Palette fully supports RBAC and two authentication modes:


  • Local authentication and password policy

    With local authentication, a user email serves as the ID, and a password is compared with the one-way hash stored in the database to authenticate users to a tenant. The platform administrator can set password policy to control the requirements for password length, rule, and expiration.

  • Single Sign-On (SSO) and Multi-Factor Authentication (MFA)

    In these modes, the tenant is configured to have Security Assertion Markup Language (SAML) 2.0 Identify Provider (IDP) integrations. If the IDP requires MFA, you are redirected to the IDP’s authentication page. SSO can also automatically map a user to one or more user groups in the tenant.

API Security

Palette uses JSON Web Token (JWT)-based authentication and authorization for Representational State Transfer (REST) API access over HTTPS.

The authentication token is valid for a limited time. If the token is about to expire, you can request a token refresh before making other API calls.

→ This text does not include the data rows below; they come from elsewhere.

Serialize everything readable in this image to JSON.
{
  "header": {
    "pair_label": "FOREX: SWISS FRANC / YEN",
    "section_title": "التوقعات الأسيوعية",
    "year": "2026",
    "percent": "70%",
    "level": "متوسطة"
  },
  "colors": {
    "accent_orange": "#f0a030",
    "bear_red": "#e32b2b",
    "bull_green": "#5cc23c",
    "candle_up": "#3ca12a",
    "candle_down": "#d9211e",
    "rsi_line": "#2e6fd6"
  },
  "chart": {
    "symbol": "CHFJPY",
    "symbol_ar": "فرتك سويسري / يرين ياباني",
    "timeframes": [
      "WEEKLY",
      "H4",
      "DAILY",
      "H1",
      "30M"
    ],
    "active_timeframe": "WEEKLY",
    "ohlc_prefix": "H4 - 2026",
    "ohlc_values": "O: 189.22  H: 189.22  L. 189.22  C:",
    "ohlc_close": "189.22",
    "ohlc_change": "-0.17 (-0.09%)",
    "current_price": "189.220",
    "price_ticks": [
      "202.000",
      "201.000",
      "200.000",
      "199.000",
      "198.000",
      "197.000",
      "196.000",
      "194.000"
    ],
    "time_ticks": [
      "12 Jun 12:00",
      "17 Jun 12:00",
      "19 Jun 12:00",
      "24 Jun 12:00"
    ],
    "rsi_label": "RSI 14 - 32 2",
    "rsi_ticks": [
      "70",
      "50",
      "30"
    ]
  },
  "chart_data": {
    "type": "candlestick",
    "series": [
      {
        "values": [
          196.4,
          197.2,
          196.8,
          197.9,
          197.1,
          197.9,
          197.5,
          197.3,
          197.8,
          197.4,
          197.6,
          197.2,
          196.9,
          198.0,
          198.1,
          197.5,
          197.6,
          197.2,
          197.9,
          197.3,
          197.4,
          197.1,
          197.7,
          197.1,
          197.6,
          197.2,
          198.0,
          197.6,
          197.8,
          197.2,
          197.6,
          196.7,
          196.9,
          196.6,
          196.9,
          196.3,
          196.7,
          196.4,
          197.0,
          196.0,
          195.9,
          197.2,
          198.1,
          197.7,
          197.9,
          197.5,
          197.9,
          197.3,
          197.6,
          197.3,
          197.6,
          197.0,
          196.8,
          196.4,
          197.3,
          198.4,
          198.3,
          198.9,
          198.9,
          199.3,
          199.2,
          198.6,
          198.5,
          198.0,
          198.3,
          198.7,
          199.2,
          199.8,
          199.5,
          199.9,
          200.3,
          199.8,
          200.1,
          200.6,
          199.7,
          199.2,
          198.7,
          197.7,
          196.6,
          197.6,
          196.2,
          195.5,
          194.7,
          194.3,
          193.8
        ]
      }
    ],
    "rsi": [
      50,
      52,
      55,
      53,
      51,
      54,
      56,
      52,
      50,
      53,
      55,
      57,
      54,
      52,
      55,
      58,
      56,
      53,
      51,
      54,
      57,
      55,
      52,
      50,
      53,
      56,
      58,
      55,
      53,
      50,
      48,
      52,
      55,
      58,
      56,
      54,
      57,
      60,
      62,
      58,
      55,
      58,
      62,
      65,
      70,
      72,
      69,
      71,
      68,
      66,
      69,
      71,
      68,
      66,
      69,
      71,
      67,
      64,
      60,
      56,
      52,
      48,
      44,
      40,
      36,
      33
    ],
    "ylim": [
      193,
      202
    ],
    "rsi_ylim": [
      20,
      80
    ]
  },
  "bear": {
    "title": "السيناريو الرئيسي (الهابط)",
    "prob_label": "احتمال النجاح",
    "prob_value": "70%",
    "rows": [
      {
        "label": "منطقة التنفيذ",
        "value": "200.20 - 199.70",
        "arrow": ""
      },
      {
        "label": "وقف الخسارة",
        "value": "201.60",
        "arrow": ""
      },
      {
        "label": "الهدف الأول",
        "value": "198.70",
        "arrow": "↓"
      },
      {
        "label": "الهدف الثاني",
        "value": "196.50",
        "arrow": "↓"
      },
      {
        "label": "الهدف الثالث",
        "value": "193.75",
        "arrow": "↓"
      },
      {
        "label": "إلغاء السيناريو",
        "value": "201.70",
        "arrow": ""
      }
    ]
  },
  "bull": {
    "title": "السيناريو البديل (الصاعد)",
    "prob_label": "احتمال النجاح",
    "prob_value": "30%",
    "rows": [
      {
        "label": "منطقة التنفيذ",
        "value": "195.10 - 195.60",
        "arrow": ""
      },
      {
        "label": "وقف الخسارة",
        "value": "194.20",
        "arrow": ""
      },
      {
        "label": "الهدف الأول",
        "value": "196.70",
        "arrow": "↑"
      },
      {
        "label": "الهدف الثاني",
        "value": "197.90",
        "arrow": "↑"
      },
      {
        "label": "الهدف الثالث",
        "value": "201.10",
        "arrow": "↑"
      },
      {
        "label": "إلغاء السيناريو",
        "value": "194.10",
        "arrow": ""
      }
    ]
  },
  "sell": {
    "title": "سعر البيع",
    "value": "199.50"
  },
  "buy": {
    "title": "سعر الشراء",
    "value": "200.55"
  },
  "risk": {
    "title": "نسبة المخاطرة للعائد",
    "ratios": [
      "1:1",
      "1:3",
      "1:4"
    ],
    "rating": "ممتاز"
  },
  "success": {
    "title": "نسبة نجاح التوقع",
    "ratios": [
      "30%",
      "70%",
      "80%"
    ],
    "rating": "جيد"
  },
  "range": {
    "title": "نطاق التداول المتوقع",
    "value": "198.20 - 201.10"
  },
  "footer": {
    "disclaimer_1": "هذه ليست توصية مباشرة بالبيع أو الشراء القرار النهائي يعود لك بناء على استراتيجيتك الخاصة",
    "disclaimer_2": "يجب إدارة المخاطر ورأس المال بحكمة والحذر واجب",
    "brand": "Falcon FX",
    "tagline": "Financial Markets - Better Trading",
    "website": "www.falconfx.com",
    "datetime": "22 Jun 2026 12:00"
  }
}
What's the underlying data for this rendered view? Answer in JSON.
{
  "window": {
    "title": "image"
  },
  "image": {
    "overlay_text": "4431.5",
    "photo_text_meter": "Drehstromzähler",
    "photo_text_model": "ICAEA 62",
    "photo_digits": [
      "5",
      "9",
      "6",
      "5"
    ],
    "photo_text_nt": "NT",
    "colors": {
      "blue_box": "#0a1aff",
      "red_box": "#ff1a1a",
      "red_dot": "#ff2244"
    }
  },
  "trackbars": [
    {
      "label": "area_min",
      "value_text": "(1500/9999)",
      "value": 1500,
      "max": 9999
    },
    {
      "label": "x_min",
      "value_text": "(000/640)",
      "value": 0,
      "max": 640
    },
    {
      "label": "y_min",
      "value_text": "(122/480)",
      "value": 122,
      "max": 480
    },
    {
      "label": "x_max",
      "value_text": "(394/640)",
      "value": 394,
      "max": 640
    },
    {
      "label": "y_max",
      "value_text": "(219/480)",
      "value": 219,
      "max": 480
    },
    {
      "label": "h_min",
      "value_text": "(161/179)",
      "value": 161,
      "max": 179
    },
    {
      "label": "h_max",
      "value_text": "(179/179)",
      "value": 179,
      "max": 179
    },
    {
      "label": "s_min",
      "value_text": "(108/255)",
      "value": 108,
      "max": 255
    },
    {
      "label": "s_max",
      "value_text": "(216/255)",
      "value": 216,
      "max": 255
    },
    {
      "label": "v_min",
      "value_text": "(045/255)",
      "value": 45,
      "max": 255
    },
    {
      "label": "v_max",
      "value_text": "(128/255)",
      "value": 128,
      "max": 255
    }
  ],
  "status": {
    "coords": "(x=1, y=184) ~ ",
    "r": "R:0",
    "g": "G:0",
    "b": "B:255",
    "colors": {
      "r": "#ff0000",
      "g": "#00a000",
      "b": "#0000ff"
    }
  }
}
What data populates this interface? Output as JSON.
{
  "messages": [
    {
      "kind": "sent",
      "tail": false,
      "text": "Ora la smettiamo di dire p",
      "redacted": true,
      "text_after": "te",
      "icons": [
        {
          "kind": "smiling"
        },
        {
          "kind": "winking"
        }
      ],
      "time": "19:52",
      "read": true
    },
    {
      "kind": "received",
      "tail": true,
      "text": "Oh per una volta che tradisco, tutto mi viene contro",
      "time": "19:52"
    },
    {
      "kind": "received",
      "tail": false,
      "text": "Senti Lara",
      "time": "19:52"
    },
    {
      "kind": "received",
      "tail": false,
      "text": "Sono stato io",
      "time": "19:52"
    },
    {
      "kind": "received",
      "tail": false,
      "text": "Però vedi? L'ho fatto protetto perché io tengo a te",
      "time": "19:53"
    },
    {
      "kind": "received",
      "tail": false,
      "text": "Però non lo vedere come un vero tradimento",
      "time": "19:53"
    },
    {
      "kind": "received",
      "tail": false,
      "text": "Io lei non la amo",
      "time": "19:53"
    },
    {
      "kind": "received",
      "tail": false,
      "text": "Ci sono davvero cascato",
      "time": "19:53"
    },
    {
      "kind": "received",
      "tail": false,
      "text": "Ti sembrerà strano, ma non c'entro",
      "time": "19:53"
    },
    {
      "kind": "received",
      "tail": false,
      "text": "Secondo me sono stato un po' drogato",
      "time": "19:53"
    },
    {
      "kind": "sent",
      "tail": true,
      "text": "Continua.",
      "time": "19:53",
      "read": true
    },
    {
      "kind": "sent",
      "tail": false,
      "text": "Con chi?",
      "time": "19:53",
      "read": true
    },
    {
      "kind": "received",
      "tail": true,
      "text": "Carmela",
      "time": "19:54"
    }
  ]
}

Palette has a common API gateway validation service that ensures there are no incorrect parameter values or potential vulnerabilities, such as Structured Query Language (SQL) injection or cross-site scripting.

You can use the gateway validation service log to trace APIs with a unique ID, Tenant UID, or Session UID. To avoid revealing unnecessary information, all UIDs are 48-bit random hex strings.

Refer to the API Key Authentication guide for details.